I don’t know exactly what it is that makes this hillside spot so peaceful. Perhaps it’s the fact that I’m up above the town and have a bird’s-eye view of all the business and busyness of life trundling on below as I simply sit and watch on quietly. Maybe it’s the fact that the noise of all those lives and their attendant traffic is literally reduced to a uniform hush, the sound of many tyres whizzing by; or maybe it’s deeper than that, seated in some metaphorical symbolism of being physically distanced from life. My bet is that there’s a little of all three involved, but I’m simply happy to go with the flow and soak up the quietude of Mynydd Dinas, as it affords me plenty of time to think. Is think the right word? No; contemplate is probably a much better fit, though it does perhaps sound a touch grandiose. I’ll keep thinking.
As I jot these words down there is little less than a week left of the school summer holidays, the evenings have already begun to draw in, there’s a slight chill in the early morning air and the blackberries are at full ripeness (the e reason why I’m up here in the first place). Autumn isn’t very far away now.
Jane Austen referred to Autumn as “…that season which has drawn from every poet worthy of being read some attempt at description, or some lines of feeling”, so if it’s good enough for Austen and the poets to whom she refers, I think I’ll indulge myself here and allow myself a little more time to scribble these few ramblings down and ruminate (now there’s the word I’ve been looking for ruminate – to contemplate or to chew!) in between munched handfuls of blackberries.
It’s only natural that we should become a little reflective and introspective at this time of year. Even if most of us no longer have anything to do with the gathering-in that traditionally took over so many towns and villages in decades gone by, most of us still seem to collect a harvest of our thoughts as the full bloom of summer tips over its zenith and begins to wane, thinking maybe of recent weeks and months, the year gone by or even years long since passed, all of them added to our accumulated bundles and bushels of bygone times often coloured with a tint of sentimentality and nostalgia.

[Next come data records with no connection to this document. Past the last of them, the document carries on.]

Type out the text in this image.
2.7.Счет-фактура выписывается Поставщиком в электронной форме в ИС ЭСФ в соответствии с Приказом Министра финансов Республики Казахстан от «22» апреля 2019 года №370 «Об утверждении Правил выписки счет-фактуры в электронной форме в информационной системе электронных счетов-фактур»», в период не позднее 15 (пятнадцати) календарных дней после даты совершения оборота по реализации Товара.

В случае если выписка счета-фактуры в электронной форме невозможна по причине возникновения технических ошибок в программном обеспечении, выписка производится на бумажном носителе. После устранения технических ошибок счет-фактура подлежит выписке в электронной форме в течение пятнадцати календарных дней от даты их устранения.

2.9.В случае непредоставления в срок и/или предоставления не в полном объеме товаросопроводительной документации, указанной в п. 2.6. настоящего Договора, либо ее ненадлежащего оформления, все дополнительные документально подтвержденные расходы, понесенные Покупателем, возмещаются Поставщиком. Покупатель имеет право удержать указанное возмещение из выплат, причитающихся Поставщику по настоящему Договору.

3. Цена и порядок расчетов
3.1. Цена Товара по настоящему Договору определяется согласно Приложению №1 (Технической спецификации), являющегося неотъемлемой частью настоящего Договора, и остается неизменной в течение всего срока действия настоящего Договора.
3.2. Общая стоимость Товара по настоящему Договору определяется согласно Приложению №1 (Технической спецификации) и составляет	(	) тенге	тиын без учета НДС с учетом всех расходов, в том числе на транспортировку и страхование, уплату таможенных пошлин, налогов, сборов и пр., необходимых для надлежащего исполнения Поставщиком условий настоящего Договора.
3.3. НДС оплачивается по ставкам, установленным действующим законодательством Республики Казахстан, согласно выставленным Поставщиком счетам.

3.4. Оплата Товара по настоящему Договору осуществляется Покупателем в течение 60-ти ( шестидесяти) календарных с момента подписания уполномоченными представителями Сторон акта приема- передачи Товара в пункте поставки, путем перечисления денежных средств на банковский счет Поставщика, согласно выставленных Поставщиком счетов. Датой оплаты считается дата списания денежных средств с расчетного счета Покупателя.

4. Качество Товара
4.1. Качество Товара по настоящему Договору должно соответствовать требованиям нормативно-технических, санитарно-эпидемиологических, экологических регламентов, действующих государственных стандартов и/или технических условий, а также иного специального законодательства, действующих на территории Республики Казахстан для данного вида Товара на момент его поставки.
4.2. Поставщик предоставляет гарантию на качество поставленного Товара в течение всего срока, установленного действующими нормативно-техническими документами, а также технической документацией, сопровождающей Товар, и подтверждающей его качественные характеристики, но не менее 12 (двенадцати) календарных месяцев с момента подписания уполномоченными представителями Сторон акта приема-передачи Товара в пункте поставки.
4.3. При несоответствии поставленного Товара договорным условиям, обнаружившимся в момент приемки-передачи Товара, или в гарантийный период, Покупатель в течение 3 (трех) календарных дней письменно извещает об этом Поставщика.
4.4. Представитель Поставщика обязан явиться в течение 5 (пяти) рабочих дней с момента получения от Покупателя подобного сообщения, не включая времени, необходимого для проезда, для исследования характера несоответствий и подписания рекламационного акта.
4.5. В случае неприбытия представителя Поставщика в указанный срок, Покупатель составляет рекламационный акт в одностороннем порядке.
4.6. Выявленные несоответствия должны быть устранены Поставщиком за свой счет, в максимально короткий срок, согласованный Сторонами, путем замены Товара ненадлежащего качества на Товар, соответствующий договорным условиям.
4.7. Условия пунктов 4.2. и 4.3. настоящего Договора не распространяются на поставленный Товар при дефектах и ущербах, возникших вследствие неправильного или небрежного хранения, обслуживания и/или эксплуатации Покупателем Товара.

When I look down from my hilltop vantage point I can’t feel anything other than nostalgic because, as I’ve today realised, I can virtually look down upon my whole life from these slopes, something to which fewer and fewer people are able to lay claim in our increasingly globalised world.
Let’s begin with the obvious. All of my academic education is there for all to see. Slightly off to the right and down on the seafront is Tywyn, the primary school from where I once returned home with hair painted red and stiffened into a spike with PVA glue, and where I discovered my love for reading and writing; there to the left, in the centre of town, the site of what was once Glan Afan comprehensive school, now replaced by flats and retail units, where I cultivated my teenage swagger. If I glance east I can look toward Afan College and my A-Level days (interspersed, of course, with frequent visits to the Twelve Knights pub, just down the road!) and to the west, just across Swansea bay, are the university campuses where I managed to collect a degree and a teaching qualification. If I look downward and to the right from here, there lies the school where I completed the practical section of my teacher training, a school in which I have subsequently worked for eighteen years and through which I’m currently watching my own daughter now pass.

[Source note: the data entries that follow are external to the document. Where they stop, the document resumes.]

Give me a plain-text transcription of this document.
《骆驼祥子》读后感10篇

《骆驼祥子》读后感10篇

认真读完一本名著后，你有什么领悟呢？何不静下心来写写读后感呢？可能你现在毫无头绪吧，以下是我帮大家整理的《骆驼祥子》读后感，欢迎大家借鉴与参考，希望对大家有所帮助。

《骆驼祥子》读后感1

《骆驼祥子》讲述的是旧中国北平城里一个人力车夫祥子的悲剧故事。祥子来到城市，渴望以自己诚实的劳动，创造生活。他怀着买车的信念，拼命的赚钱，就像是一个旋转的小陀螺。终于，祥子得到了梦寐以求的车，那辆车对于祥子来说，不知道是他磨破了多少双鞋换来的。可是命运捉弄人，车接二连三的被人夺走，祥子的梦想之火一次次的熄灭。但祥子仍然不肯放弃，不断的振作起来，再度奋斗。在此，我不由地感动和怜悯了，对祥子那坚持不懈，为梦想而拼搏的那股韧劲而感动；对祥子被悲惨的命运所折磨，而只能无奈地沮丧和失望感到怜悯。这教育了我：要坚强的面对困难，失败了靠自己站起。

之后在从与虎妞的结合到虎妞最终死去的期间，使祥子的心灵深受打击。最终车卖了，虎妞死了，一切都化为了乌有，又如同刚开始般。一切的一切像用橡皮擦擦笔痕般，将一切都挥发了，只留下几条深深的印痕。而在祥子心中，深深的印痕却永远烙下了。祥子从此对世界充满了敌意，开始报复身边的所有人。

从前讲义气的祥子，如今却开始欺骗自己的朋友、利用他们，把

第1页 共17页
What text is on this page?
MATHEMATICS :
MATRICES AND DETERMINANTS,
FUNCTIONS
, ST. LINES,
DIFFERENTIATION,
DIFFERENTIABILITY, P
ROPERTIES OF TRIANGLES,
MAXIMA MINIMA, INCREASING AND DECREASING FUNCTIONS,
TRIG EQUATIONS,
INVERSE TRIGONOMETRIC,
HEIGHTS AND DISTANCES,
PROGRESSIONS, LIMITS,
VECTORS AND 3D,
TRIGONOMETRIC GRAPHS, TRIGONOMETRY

These were the recognised places of education but there were other kinds of lessons to be learned along life’s paths, and these too I can pick out now. The fields where I learned to play rugby, the site of the swimming baths where I learned to swim; the lake and beach where I cut my teeth as an angler, a pursuit that has lingered more doggedly than a stain of blackberry juice, and which has altered the course of my life; all of these s small and seemingly insignificant from up here, looking as though they may be snatched away and pocketed or wiped away with one swipe of the hand at any moment. The house in which I grew up, the spots where I had mi first fight, kiss, alcoholic drink, the setting for my first job and so many other firsts that I’ve long since forgotten are all there still, just under the surface, still fresh after so much water has passed under the bridge.

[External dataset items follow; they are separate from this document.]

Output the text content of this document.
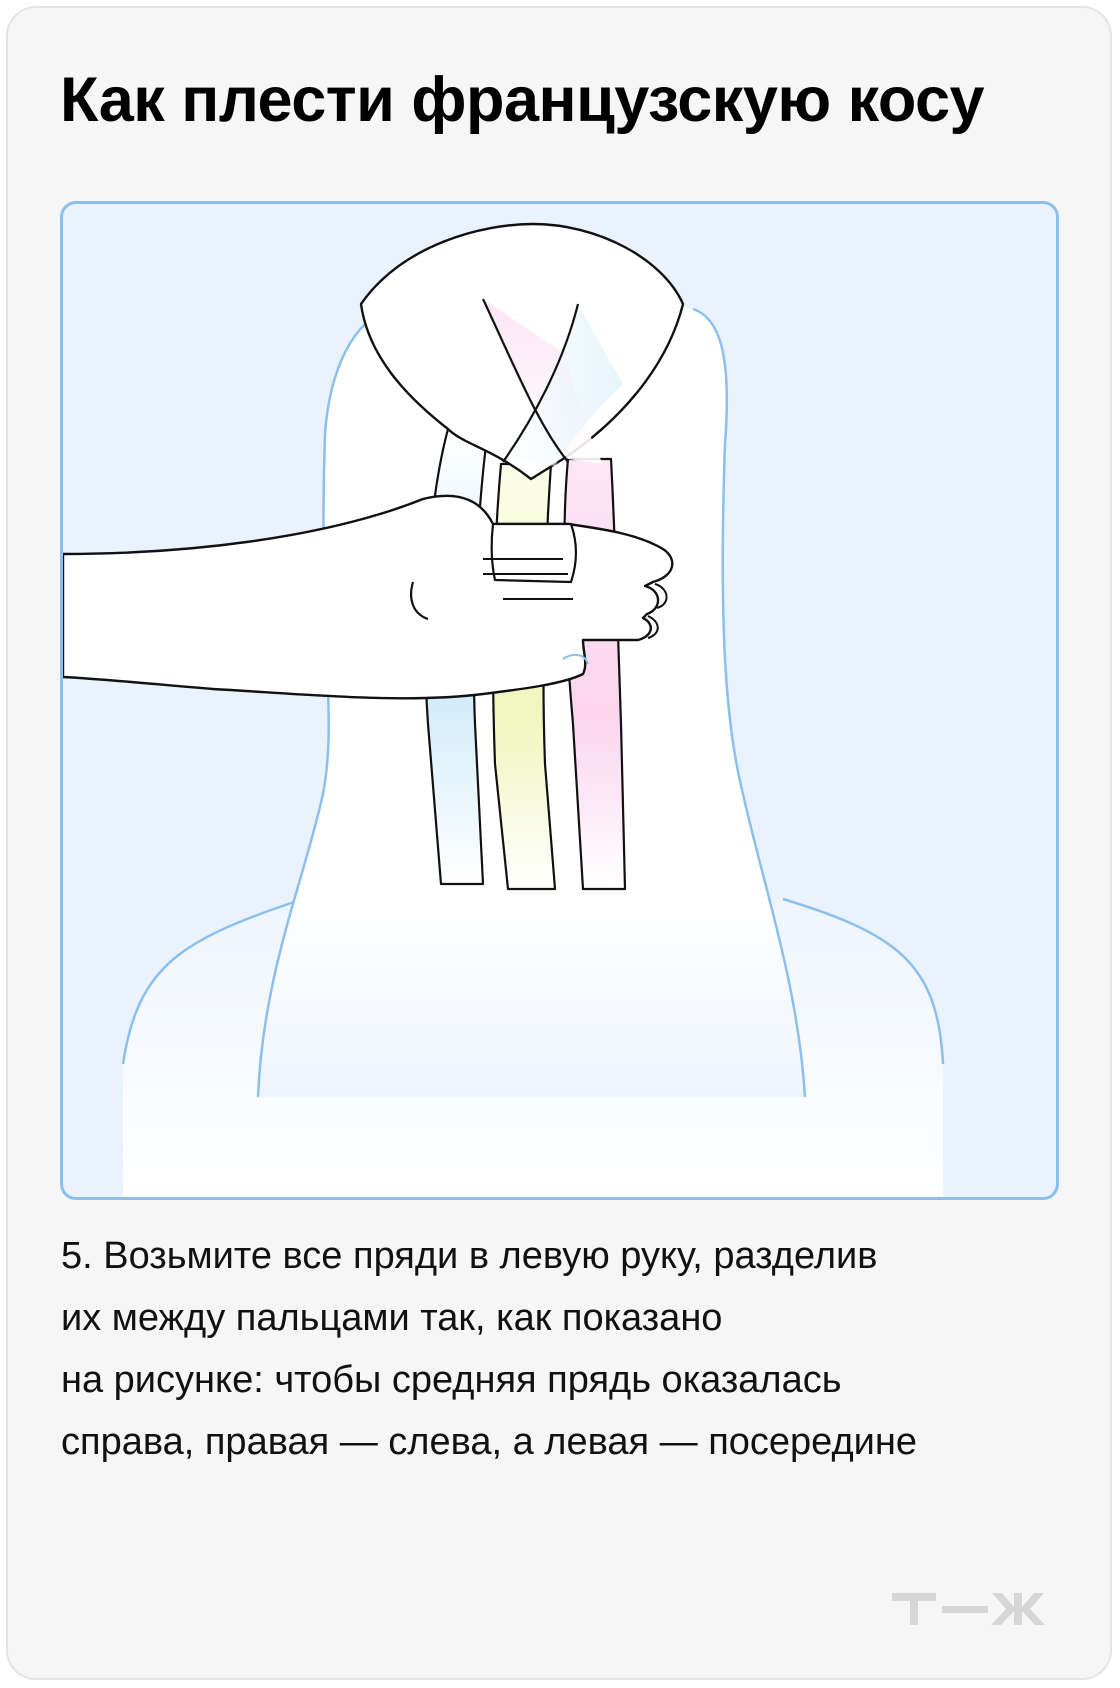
Как плести французскую косу

5. Возьмите все пряди в левую руку, разделив
их между пальцами так, как показано
на рисунке: чтобы средняя прядь оказалась
справа, правая — слева, а левая — посередине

Finally, if I move to the eastern side of the hill, I’m able to look down upon the house, and into the garden, I’ve shared for the last twenty years with my wife, and sixteen of those with my daughter, the house where she was conceived and to which I first brought her home, so small and delicate, nothing like the tall, elegant and articulate young lady she has now become. Here is where the most important schooling has been acquired – how to live like an adult, how to be a better partner and a better father. These are often the most difficult of all, but always the most rewarding and, although I haven’t always managed to get them right, they are the lessons at which I’ll be a lifelong and dedicated student.
The afternoon is getting on now, and the sun is dipping toward the western horizon. To some, chasing these horizons is all, whether it be through foreign jet-setting or through living a life of itinerant freedom, happy to be carried along by chance. Me? For now, I’m content to stand here, watch the sunset bathe the town below in the yellows and oranges of its sunset, firing up the crucible of the personal history and local landscape that shaped me, and to think about just how deep roots can go if given enough time.
For now, I can’t think of a better way to sum up my thoughts than to echo Dylan Thomas: “O may my heart’s truth/Still be sung/On this high hill in a year’s turning.” I think even Jane Austen would have liked that one.